Image caption generator

The idea of this project is to create a Deep Learning model that deliver textual description from given photographs. Thus a combination of different techniques from both Computer Vision and Natural Langue Processing are conducted.
I used pre-trained weight on imagenet dataset of Resnet50 architecture to extract training features. Later LSTM and Reset50 are combined as one deep CNN to train this caption generator model.
The dataset used for this dataset can be downloaded from Kaggle.

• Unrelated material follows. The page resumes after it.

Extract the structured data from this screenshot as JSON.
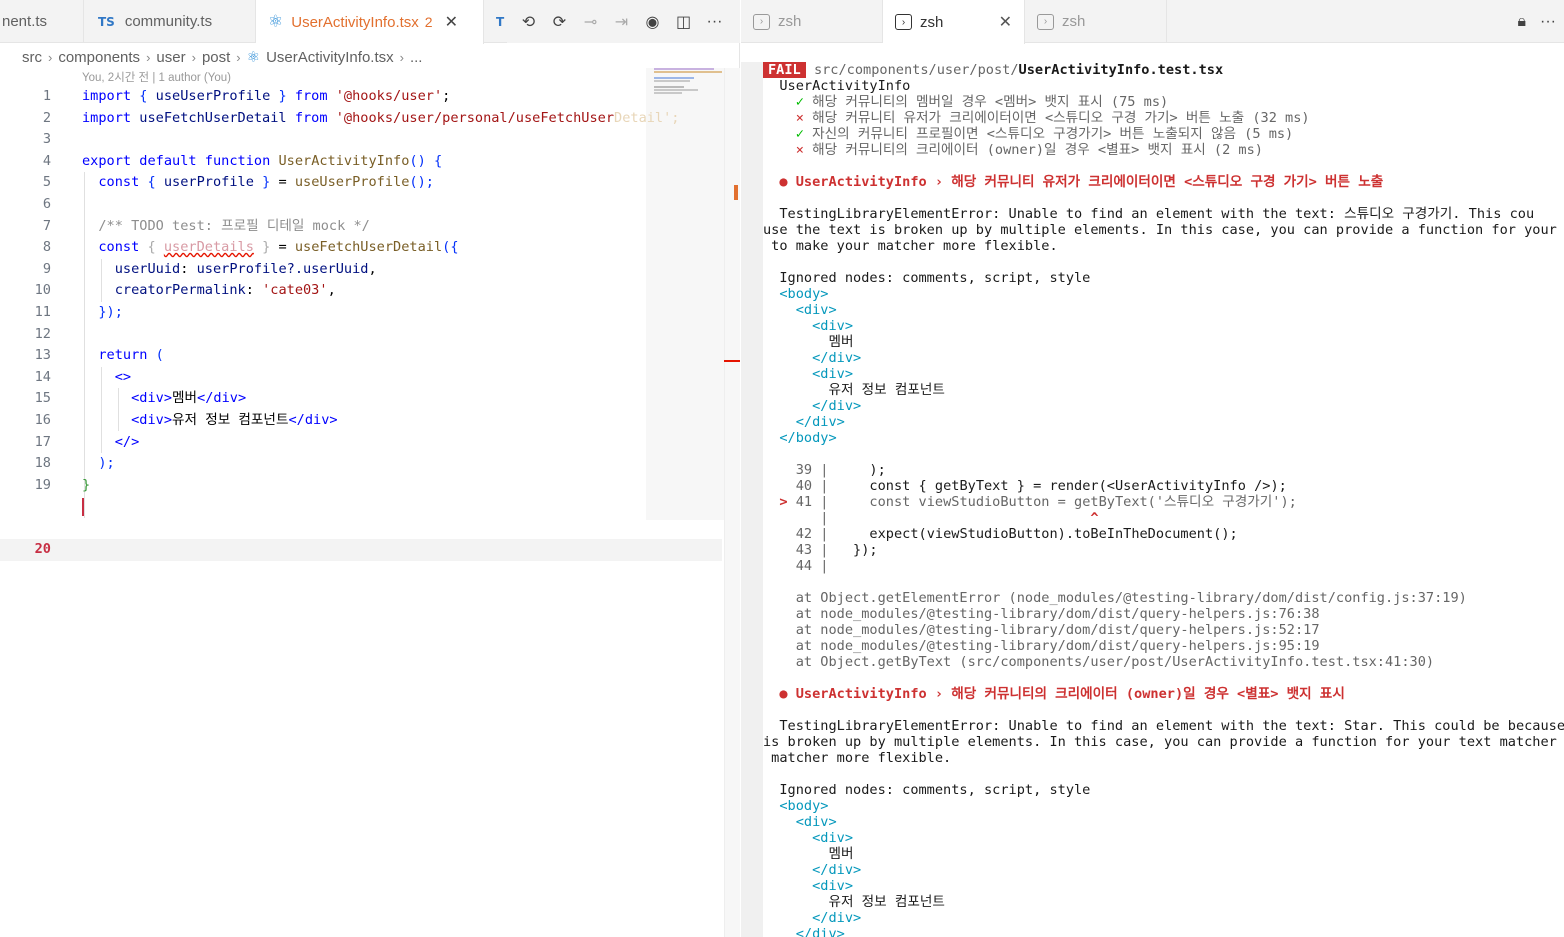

Before running this project

In order to execute notebook test_model_image_generators.ipynb or python script test_model_image_generators.py, it is required to conduct several preprocessing stages and train the model in advance. Folder /preprocess contains python scripts with function described as below:
- extract_image_features.py: extract features with pre-trained, fine-tune ResNet50 using Imagenet weight from training dataset. All features extracted are save as a pickle file /preprocess/features.pklfor later use (the file is not uploaded since it is too heavy)
- generate_tokenizer.py: generate a tokenizer as pickle file /preprocess/tokenizer.pkl
- preprocess_text_data: preprocess descriptions of every training image and save them as /preprocess/descriptions.txt
After obtaining 3 files features.pkl, tokenizer.pkl,descriptions.txt in folder /preprocess, run train.pyto star training model. It should be notice that the training process consume lots of time and computational power (GPU and >8Gb is required). After the training is finished, the entire model and its weight would be save as file image_captioning_model.h5 (this file is not uploaded since it is too heavy).